The new IRS “Form 990,” as it is known is intended to enhance transparency, promote compliance and reduce the filing burden. It is now in effect for calendar year 2008 and for filers whose fiscal year began in 2008.
The new format calls for a significant increase in the amount of information to be disclosed. When completed, the Form 990s are available for public inspection and easily accessible through Guidestar and other non-profit watchdog organizations. As a result, the management and boards of non-profits/tax-exempts should make sure their filings are well organized and accurately portray the organization’s data in the new reporting format.

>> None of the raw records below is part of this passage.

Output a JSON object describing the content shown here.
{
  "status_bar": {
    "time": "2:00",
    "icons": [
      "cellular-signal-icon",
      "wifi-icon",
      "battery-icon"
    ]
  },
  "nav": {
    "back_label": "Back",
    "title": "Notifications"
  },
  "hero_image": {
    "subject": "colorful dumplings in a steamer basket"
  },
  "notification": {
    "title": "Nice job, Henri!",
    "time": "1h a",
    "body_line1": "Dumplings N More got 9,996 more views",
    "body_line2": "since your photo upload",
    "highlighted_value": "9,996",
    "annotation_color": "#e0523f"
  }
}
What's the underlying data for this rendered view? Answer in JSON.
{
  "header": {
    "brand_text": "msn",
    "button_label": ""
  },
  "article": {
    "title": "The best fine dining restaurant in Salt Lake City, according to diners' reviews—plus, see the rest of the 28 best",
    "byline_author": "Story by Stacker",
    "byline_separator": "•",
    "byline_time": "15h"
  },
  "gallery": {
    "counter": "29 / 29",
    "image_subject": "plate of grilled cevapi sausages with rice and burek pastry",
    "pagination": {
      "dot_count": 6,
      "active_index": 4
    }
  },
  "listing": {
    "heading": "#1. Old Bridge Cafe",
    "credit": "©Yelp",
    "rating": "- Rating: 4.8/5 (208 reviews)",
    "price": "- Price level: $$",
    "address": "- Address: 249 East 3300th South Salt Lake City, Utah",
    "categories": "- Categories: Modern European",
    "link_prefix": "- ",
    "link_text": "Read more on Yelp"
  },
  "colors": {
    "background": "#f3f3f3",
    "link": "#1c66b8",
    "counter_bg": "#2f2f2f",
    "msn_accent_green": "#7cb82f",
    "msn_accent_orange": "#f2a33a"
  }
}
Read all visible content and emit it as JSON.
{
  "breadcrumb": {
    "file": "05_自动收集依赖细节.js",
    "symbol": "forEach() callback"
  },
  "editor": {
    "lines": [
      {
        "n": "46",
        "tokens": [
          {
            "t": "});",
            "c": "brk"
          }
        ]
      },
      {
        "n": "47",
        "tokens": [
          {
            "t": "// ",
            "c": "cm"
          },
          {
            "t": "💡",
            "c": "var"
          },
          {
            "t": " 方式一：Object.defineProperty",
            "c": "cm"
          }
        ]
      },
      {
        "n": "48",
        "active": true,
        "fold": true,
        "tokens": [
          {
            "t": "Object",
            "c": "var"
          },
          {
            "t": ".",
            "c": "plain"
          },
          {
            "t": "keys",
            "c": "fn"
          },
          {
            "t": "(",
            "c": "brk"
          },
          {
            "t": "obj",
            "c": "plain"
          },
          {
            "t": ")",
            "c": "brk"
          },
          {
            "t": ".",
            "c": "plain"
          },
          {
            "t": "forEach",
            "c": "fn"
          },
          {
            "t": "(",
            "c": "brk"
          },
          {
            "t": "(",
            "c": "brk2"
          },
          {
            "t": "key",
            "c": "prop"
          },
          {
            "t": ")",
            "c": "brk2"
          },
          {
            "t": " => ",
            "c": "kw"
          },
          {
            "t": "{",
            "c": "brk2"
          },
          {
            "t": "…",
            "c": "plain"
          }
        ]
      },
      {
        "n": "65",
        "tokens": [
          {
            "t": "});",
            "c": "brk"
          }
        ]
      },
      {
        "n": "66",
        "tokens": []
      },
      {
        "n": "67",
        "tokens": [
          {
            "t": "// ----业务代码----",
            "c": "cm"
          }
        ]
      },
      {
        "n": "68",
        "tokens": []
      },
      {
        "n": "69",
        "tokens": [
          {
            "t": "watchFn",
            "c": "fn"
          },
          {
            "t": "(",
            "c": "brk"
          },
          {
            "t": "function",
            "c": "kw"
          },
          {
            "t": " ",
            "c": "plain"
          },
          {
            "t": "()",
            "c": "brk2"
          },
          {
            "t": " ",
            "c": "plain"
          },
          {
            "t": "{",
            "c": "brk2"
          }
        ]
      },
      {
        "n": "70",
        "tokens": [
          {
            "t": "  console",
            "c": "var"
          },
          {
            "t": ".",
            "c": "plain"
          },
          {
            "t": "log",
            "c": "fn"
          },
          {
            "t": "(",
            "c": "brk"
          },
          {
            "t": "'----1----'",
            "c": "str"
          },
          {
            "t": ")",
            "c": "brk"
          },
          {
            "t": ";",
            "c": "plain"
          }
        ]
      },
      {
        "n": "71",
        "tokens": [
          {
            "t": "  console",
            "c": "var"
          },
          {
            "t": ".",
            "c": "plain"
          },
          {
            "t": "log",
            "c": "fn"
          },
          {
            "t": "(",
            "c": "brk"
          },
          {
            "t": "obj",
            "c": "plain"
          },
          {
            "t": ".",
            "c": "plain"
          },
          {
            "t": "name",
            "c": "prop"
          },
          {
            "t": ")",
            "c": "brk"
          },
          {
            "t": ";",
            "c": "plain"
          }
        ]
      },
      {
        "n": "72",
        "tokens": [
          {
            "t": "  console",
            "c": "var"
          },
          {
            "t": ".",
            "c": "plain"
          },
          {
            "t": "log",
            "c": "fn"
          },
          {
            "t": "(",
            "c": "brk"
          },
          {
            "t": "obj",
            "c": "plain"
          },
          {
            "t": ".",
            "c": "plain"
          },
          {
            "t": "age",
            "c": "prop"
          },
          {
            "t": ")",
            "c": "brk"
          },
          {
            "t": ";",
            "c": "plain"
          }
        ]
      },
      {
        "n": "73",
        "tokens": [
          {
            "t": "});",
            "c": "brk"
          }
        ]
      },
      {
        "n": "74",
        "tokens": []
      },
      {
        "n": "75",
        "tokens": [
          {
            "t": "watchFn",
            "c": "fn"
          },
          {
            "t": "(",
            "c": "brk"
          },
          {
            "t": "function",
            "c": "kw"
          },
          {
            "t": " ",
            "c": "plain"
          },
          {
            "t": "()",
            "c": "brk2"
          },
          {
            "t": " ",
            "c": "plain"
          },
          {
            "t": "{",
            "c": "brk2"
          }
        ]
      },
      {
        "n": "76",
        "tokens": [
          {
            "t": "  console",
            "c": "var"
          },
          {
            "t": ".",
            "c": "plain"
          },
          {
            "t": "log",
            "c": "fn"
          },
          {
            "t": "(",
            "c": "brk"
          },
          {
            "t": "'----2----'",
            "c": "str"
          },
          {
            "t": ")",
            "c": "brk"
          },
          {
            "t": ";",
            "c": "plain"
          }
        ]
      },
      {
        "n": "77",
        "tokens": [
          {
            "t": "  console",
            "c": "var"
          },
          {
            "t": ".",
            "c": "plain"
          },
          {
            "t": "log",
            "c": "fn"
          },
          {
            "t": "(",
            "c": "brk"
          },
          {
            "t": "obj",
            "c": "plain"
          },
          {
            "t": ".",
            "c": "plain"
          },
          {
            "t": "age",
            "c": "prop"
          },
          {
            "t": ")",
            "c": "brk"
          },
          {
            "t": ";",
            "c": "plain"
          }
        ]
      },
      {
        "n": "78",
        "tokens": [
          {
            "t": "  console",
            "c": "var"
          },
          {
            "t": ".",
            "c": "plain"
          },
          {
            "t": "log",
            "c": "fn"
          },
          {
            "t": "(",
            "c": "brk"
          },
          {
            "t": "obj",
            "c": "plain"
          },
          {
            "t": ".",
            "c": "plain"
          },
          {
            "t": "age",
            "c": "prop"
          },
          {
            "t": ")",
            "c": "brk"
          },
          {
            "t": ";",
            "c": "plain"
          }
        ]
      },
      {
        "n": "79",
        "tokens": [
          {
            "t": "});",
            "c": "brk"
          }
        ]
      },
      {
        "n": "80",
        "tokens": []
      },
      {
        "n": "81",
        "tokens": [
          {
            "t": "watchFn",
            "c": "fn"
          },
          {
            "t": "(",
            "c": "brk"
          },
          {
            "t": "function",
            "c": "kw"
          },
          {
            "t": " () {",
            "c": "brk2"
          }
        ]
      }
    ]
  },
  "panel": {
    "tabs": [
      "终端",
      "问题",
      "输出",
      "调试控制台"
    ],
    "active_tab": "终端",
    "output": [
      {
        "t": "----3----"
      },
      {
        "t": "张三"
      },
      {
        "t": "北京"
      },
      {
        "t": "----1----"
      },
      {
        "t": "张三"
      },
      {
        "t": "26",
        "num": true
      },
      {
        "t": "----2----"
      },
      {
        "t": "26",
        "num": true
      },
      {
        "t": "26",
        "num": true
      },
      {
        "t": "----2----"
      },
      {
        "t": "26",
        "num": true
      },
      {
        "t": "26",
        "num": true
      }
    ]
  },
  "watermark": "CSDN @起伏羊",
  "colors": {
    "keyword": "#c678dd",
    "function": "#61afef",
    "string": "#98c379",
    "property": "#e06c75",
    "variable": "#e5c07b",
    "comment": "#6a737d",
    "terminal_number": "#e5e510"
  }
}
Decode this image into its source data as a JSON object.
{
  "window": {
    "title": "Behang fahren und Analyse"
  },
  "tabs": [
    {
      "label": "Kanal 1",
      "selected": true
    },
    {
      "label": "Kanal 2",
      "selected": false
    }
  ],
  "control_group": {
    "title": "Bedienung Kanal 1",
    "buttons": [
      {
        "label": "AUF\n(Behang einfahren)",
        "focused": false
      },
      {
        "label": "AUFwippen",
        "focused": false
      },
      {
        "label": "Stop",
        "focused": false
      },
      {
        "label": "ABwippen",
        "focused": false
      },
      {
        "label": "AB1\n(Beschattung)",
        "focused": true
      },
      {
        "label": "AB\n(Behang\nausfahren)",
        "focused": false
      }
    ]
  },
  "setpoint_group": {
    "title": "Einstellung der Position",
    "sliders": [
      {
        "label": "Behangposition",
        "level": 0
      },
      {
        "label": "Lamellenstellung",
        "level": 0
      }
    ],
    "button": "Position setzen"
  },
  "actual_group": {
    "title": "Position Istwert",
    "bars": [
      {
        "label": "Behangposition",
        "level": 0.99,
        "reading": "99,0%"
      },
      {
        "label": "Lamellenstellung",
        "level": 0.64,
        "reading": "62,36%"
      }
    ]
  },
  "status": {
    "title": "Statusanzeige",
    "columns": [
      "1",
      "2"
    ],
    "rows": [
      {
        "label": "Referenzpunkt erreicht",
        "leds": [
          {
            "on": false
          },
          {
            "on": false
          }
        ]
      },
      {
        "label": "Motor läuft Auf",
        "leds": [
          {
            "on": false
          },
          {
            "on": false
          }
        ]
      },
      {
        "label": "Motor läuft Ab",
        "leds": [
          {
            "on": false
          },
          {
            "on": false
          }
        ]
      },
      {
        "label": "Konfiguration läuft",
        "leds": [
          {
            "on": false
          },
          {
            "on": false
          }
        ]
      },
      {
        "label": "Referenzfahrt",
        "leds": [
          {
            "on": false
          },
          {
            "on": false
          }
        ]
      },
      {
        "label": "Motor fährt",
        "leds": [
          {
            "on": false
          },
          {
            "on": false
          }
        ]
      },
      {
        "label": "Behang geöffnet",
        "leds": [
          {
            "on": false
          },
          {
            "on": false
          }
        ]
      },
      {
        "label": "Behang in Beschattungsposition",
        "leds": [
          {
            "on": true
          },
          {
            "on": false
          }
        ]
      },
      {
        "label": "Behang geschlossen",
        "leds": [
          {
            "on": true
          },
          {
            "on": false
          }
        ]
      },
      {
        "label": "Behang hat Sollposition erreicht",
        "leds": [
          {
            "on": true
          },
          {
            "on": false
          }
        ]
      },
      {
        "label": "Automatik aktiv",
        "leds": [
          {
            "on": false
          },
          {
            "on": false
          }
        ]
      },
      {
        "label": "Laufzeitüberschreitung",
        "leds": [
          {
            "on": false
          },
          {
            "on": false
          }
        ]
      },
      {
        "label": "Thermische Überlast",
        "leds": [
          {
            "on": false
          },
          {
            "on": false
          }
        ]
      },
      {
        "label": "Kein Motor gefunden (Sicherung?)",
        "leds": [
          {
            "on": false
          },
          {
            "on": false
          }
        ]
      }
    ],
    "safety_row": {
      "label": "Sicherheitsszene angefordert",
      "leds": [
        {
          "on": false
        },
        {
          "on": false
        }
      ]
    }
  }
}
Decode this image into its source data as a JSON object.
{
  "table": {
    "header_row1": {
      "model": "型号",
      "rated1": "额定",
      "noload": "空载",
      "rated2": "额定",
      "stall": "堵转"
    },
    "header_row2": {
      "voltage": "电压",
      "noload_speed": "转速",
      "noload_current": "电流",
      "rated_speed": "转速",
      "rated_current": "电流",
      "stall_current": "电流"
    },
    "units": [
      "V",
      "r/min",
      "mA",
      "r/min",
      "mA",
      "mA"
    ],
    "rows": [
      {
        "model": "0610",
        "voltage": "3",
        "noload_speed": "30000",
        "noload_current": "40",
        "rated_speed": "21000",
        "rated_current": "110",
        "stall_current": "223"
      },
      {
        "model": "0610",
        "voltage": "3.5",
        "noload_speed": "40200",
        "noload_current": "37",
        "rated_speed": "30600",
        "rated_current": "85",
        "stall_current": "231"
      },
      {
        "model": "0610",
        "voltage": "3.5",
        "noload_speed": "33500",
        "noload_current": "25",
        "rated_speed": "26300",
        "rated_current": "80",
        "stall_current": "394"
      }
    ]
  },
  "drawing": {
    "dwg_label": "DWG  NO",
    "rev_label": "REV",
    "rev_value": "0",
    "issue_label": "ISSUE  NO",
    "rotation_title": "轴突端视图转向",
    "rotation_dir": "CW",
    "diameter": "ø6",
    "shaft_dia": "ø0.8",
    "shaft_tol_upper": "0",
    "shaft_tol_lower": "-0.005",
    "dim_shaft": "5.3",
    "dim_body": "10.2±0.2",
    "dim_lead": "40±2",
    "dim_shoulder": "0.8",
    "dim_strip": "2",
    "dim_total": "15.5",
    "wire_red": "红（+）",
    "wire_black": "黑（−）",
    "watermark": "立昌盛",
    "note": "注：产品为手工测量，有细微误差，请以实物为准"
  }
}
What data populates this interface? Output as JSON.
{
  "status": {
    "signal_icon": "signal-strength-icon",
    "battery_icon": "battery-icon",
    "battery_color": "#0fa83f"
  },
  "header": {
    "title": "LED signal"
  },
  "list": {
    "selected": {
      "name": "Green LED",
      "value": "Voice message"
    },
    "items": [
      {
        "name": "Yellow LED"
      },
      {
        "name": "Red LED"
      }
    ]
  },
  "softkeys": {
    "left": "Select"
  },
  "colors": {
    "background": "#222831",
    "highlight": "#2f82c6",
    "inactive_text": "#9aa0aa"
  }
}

The new Form 990 has a graduated phase-in as follows:
May file 990-EZ for:
If gross receipts are:
If assets are:
|2008 tax year (filed in 2009)||> $25K and < $1 million||< $2.5 million|
|2009 tax year (filed in 2010)||> $25K and < $500K||< $1.25 million|
|2010 and later tax years||> $50K and < $200K||< $500K|
Management should review the following pages as soon as possible to determine which, if any, they will need to complete, and then review schedules and the instructions:
11 page core
16 possible schedule attachments (Schedules A through O, and Schedule R)
37 questions on pages 3 and 4 that determine which of the schedules an organization must follow
A Quick Overview
Page 1 – a summary of comparative financial information and questions about activities and governance.
Page 2 – information on program service accomplishments, similar to the data required on the current Form 990.
Page 5 – 12 mostly new questions about compliance with tax filings and IRS requirements.
Page 6 – probably the most significant change, asking 20 key questions about governance, management, and disclosures. Most non-profits/tax-exempts may need to amend or adopt certain policies so that these questions may be answered “yes.”
Pages 7 and 8 – information regarding compensation levels for officers, directors, trustees, key employees, highest compensated employees and independent contractors, past and present. While some of this data is similar to the prior Form 990, several differences are important to understand.
Pages 9 through 11 – data about revenues, functional expenses and balance sheet, while comparable to the old reporting format, requires more detail.
Some of the 16 schedules require the same information as from the old form, but the data appears to be better presented on the applicable schedule. For example, the former Schedule A has been divided into four schedules (A, C, E and H). The former Schedule B regarding contributions and contributors has not changed. Most of the remaining schedules are new and require detail typically not provided in the past.